The study was conducted in collaboration with European Network of Gynaecological Oncological Trial Groups (ENGOT) and Gynecologic Oncology Group (GOG). For more information about the phase 2 innovaTV 204 clinical trial and other clinical trials with tisotumab vedotin, please visit www.clinicaltrials.gov.

About Tisotumab Vedotin

Tisotumab vedotin is an investigational antibody-drug conjugate (ADC) composed of Genmab’s fully human monoclonal antibody specific for tissue factor and Seattle Genetics’ ADC technology that utilizes a protease-cleavable linker that covalently attaches the microtubule-disrupting agent monomethyl auristatin E (MMAE) to the antibody and releases it upon internalization, inducing target cell death. In cancer biology, tissue factor is a protein that can promote tumor growth, angiogenesis and metastases.1 Based on its high expression on many solid tumors and its rapid internalization, tissue factor was selected as a target for an ADC approach. Tisotumab vedotin is being co-developed by Genmab and Seattle Genetics, under an agreement in which the companies share all costs and profits for the product on a 50:50 basis.
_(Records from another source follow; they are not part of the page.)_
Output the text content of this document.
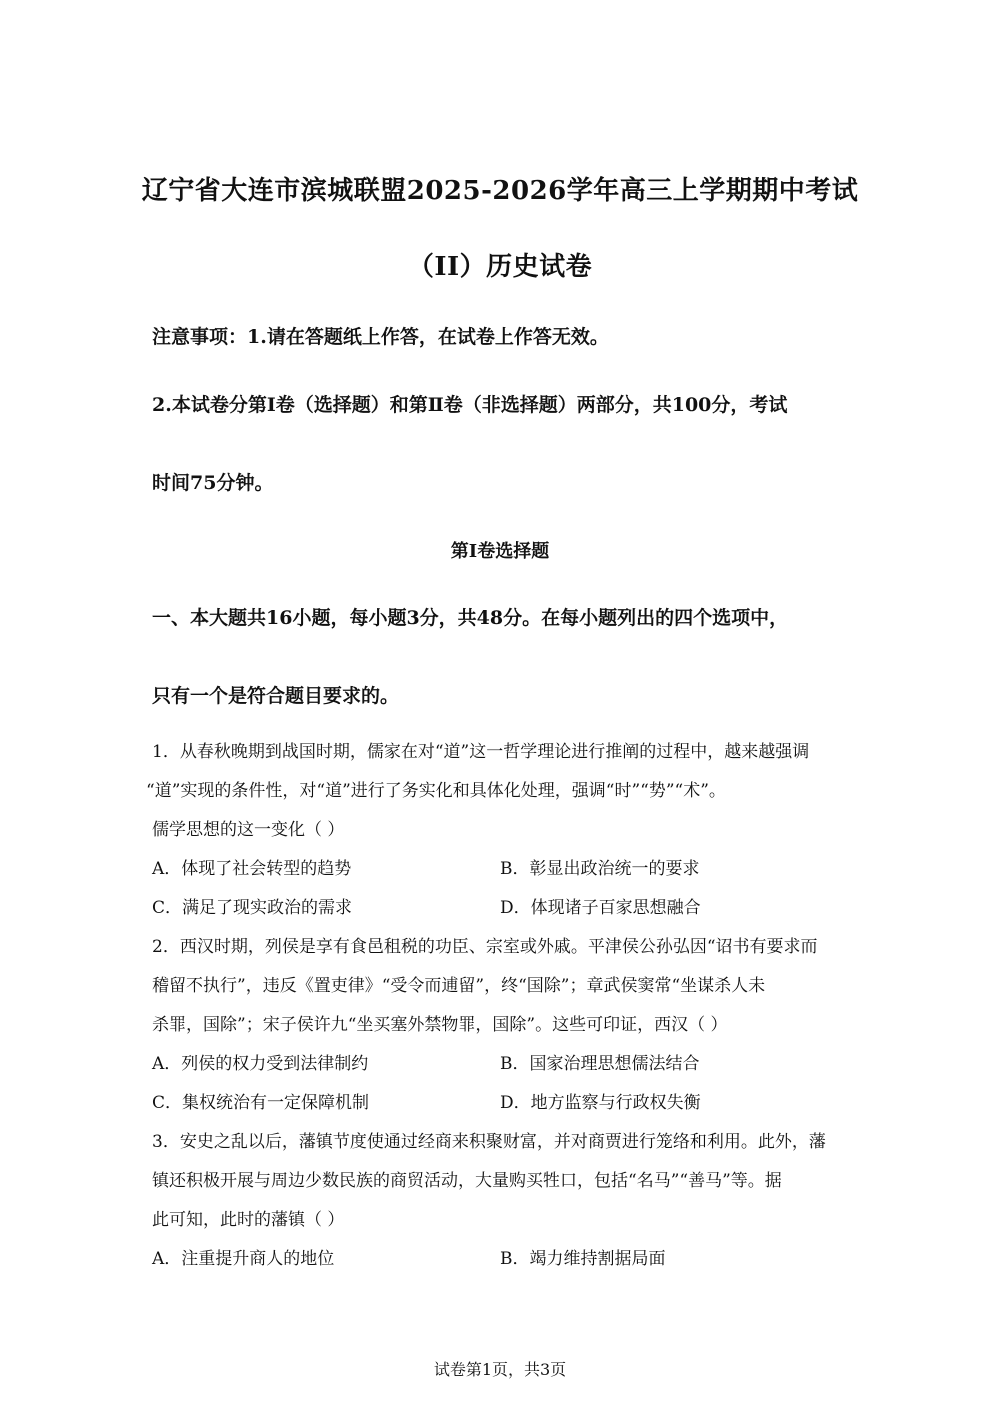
辽宁省大连市滨城联盟2025-2026学年高三上学期期中考试
（II）历史试卷
注意事项：1.请在答题纸上作答，在试卷上作答无效。
2.本试卷分第Ⅰ卷（选择题）和第Ⅱ卷（非选择题）两部分，共100分，考试
时间75分钟。
第Ⅰ卷选择题
一、本大题共16小题，每小题3分，共48分。在每小题列出的四个选项中，
只有一个是符合题目要求的。
1．从春秋晚期到战国时期，儒家在对“道”这一哲学理论进行推阐的过程中，越来越强调
“道”实现的条件性，对“道”进行了务实化和具体化处理，强调“时”“势”“术”。
儒学思想的这一变化（ ）
A．体现了社会转型的趋势	B．彰显出政治统一的要求
C．满足了现实政治的需求	D．体现诸子百家思想融合
2．西汉时期，列侯是享有食邑租税的功臣、宗室或外戚。平津侯公孙弘因“诏书有要求而
稽留不执行”，违反《置吏律》“受令而逋留”，终“国除”；章武侯窦常“坐谋杀人未
杀罪，国除”；宋子侯许九“坐买塞外禁物罪，国除”。这些可印证，西汉（ ）
A．列侯的权力受到法律制约	B．国家治理思想儒法结合
C．集权统治有一定保障机制	D．地方监察与行政权失衡
3．安史之乱以后，藩镇节度使通过经商来积聚财富，并对商贾进行笼络和利用。此外，藩
镇还积极开展与周边少数民族的商贸活动，大量购买牲口，包括“名马”“善马”等。据
此可知，此时的藩镇（ ）
A．注重提升商人的地位	B．竭力维持割据局面
试卷第1页，共3页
Tisotumab vedotin is being evaluated in ongoing clinical trials as monotherapy in a range of solid tumors, including recurrent and/or metastatic cervical cancer, ovarian cancer and in combination with other commonly used therapies in recurrent or metastatic cervical cancer. These trials are evaluating tisotumab vedotin on a weekly or every three weeks dosing schedule.